Today : Feb 25, 2025
Science
25 February 2025

New Methodology Analyzes Airport Efficiency And Market Concentration

Researchers develop innovative framework to assess airport operations in the Yangtze River Delta region.

A three-stage methodology for analyzing market concentration and efficiency among airports within the Yangtze River Delta has been proposed, aiming to improve regional transport and operational performance.

With the growth of ground transport systems, airports are facing increasing competition, leading to the establishment of airport groups to bolster collaboration and efficiency. This study focuses on the dynamics between competition and collaboration, investigating the passenger market concentration and operational efficiency within China’s Yangtze River Delta (YRD) airport group from 2011 to 2019.

The research outlines the three-stage method combining analytical methodologies and Data Envelopment Analysis (DEA), stemming from the need to seek advantageous connections between airport rivalry and collaboration. The method begins with the application of evaluative approaches, including Hirschmann-Herfindahl Index, Gini Index, and net-shift effects analysis, followed by the utilization of the super-efficiency DEA model.

A notable finding disclosed by the researchers indicates the YRD airport group registered moderate concentration levels but exhibited signs of decentralization over the study period. "The YRD airport group was moderately concentrated and had a decentralized trend from 2010 to 2019," the study states. Interestingly, around half of the analyzed airports maintained efficiency scores below one, simultaneously seizing significant market shares amid competition.

Importantly, the study reveals there is "a significant positive correlation between market share and airport efficiency, whereas Net shift is only negatively correlated with airports gaining market share." This intertwined relationship highlights how passenger market dynamics are influencing operational strategies at each airport.

The analyzed data reveal substantial shifts within the airport group, emphasizing the high concentration levels across major airports. The dominant Shanghai Pudong Airport, for example, accounted for 31% of passenger throughput as of 2013, though this figure dropped to 29% by 2019, signaling potential market adjustments and increased competition.

The research effectively utilizes the super-efficiency DEA model to analyze operational efficiency, showcasing varied success among the ten major airports. While Shanghai Pudong and Hongqiao airports achieved the highest efficiency scores within the group, certain smaller airports demonstrated rapid efficiency improvements, driven by both infrastructure expansions and heightened passenger demand.

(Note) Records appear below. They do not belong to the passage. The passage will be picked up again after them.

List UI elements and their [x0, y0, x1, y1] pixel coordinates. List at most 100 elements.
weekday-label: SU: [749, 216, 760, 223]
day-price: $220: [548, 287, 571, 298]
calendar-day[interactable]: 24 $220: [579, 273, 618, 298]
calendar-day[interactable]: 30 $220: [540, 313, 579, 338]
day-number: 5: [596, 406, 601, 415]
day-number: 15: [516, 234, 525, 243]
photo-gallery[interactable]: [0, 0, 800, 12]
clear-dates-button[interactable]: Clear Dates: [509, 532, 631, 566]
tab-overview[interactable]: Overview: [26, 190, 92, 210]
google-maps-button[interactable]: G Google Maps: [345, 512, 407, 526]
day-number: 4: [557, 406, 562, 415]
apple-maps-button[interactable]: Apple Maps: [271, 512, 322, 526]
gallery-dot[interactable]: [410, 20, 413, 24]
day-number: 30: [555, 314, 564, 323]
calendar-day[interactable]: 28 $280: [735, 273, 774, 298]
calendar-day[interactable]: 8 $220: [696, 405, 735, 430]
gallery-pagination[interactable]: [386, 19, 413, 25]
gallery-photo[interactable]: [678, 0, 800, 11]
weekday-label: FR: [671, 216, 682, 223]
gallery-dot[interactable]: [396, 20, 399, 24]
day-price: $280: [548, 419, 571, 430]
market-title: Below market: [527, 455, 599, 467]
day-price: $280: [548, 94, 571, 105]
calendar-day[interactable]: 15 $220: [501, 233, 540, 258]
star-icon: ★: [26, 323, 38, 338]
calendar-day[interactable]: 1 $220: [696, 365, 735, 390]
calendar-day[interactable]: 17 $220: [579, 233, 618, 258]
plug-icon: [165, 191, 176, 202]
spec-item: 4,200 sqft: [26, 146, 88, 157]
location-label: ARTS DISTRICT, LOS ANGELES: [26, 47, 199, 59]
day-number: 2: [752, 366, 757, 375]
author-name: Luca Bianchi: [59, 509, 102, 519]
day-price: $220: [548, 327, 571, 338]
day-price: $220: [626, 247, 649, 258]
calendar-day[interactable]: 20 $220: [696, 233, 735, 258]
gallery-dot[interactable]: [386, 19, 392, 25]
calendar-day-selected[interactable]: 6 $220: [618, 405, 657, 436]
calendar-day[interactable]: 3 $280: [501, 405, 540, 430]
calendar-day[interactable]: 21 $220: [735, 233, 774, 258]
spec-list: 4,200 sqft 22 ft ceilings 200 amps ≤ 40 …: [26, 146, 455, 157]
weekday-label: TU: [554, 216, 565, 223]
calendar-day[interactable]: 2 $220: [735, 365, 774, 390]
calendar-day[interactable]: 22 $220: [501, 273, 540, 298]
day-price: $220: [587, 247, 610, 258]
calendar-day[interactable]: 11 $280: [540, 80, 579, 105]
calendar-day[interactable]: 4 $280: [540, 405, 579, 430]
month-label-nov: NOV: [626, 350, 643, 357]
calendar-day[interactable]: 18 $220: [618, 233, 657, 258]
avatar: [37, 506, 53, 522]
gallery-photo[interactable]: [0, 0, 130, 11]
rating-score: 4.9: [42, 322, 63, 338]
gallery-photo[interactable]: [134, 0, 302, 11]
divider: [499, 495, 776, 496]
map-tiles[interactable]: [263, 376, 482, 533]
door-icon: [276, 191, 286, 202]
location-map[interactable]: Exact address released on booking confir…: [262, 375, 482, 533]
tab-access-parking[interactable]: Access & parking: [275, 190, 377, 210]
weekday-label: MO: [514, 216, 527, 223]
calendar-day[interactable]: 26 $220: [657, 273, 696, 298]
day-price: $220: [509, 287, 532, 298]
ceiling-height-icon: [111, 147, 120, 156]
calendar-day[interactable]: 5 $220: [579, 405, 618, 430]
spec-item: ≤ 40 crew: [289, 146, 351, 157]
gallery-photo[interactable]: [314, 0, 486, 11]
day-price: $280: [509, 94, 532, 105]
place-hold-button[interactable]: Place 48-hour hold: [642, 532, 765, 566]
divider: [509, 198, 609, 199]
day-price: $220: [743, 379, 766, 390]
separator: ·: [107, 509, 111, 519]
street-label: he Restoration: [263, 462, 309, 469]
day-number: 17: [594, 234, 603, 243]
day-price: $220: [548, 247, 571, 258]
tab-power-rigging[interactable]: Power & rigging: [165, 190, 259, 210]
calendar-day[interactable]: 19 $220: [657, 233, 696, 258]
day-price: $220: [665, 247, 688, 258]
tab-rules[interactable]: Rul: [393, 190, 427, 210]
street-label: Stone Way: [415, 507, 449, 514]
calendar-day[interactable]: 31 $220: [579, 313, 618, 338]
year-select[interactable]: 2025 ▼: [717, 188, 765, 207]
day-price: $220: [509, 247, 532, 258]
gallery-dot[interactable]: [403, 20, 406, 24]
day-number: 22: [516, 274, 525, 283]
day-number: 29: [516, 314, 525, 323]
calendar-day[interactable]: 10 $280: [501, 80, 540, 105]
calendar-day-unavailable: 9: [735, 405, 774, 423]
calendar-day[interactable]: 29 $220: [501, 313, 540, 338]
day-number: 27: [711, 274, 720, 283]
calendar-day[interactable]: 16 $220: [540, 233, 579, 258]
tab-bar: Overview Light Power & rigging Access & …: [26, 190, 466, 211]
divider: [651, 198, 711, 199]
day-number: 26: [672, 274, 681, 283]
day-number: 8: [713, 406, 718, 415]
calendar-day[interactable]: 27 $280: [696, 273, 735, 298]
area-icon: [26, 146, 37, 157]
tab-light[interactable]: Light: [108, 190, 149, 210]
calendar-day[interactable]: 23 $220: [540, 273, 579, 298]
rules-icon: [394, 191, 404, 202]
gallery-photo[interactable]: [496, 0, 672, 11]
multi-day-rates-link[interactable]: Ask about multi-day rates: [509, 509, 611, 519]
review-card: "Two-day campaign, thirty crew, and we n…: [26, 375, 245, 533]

Despite efficiency advancements, operational challenges persist due to overlapping market dynamics among regional competitors. The results elucidate the necessity for airport authorities to leverage quantitative analyses and research insights when developing strategies to utilize their competitive strengths and improve operational efficiencies.

Overall, the integration of shift-share analysis along with the DEA model paints a comprehensive picture of market dynamics and efficiency trends among the YRD airports. This study sheds light on operational benchmarks and suggests potential paths for policy development to optimize airport operations and market strategies moving forward.

Future research should continue to explore these complex interactions, taking care to incorporate external economic influences such as the expansion of high-speed rail networks, as these factors increasingly influence airport efficiency and market competition.